Song of the Month: Feelin’ Love by Paula Cole from This Fire

This song was never a single from Paula Cole’s second album, but it really should have been.

In his song, Cole manages to convey in music and lyrics the feeling of sex perfectly. Some of it is in the doubles-entrendes lyrics, but it also comes from the music itself. Cole’s breathy singing conveys a sense of longing and desire that can’t be misunderstood and at the bottom of it all is Tony Levin’s brilliant bass playing.

This is the part where I get a little music nerdy on you.

In most pop-rock music, there’s a chord progression underlying the song with one chord per measure.¹

In Feelin’ Love, the chords in the verses mostly alternate between G and C with a handful of Fs and E♭s thrown in for good measure. Most of the time, with this sort of chord progression, on the first beat of the measure, the bass player would play the root note of the chord and then play something that pulls the harmony to the next chord. For example, in a jazz player, the bass player might play G A B♭ B♮ under the G chord to lead into the C chord and then perhaps pull back to the G with C A F F♯. 

But Levin’s bass line inverts expectations he doesn’t even play on the first note of the measure² but comes in off the beat and then not with the root note of the chord but rather the 5³. Then, he plays a 7 and 8 to bring us to the root but pulls back to the 7 right away. The effect is to mimic the effect of a lover bringing their partner to the brink of orgasm and then stopping to prolong the experience. Quite simply, there is no more sexual bass line in all of music than this one.

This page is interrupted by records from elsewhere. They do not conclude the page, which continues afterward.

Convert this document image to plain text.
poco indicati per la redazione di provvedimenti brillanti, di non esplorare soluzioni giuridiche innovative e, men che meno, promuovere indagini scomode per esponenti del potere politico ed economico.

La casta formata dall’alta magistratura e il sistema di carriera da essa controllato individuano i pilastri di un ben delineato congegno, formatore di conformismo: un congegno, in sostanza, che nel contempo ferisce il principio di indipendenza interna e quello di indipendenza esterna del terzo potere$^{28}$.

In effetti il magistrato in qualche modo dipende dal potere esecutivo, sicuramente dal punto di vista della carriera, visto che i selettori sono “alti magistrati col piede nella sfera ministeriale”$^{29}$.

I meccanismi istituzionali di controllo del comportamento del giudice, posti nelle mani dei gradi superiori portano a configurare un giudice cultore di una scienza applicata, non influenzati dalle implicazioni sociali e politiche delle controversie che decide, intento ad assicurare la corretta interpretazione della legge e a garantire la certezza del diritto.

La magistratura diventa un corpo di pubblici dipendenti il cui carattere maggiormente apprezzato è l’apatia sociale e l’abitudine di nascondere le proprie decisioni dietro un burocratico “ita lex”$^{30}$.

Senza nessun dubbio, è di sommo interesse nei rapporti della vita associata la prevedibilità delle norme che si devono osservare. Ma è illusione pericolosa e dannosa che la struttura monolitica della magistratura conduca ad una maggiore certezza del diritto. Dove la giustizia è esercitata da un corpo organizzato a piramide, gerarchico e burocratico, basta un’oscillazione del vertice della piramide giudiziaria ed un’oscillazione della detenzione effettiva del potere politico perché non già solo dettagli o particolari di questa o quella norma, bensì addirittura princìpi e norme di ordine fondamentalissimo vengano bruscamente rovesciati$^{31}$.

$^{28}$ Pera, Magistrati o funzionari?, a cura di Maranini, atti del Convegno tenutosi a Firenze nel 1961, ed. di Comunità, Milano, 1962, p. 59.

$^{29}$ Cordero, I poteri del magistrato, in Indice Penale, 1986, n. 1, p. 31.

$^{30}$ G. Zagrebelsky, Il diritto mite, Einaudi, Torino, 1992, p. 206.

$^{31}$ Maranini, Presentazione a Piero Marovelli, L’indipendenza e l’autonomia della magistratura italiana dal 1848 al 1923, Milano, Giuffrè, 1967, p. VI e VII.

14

  1. More or less. Sometimes, there might be a long stretch without changes as is the case in modal jazz, or there might be more rapid changes of chord, but we can pretend that this is close enough to the truth for our needs.
  2. Coming in after the one is one of the characteristics of reggae music, although it tends not to be done on every bar, but rather would be prepared by coming in an eight note after the 3 on the previous bar. Levin isn’t quite doing that here.
  3. That is the fifth note of the scale under the chord, so for a G chord, we would have G₁A₂B₃C₄D₅E₆F₇G₈⁴
  4. Those of you who know a little music might be saying, “shouldn’t that be F♯ and not F for the seventh note? But in this case, because the song itself is in C, G acts as a V chord which means that it will keep the notes of the C scale and have a flattened 7th note.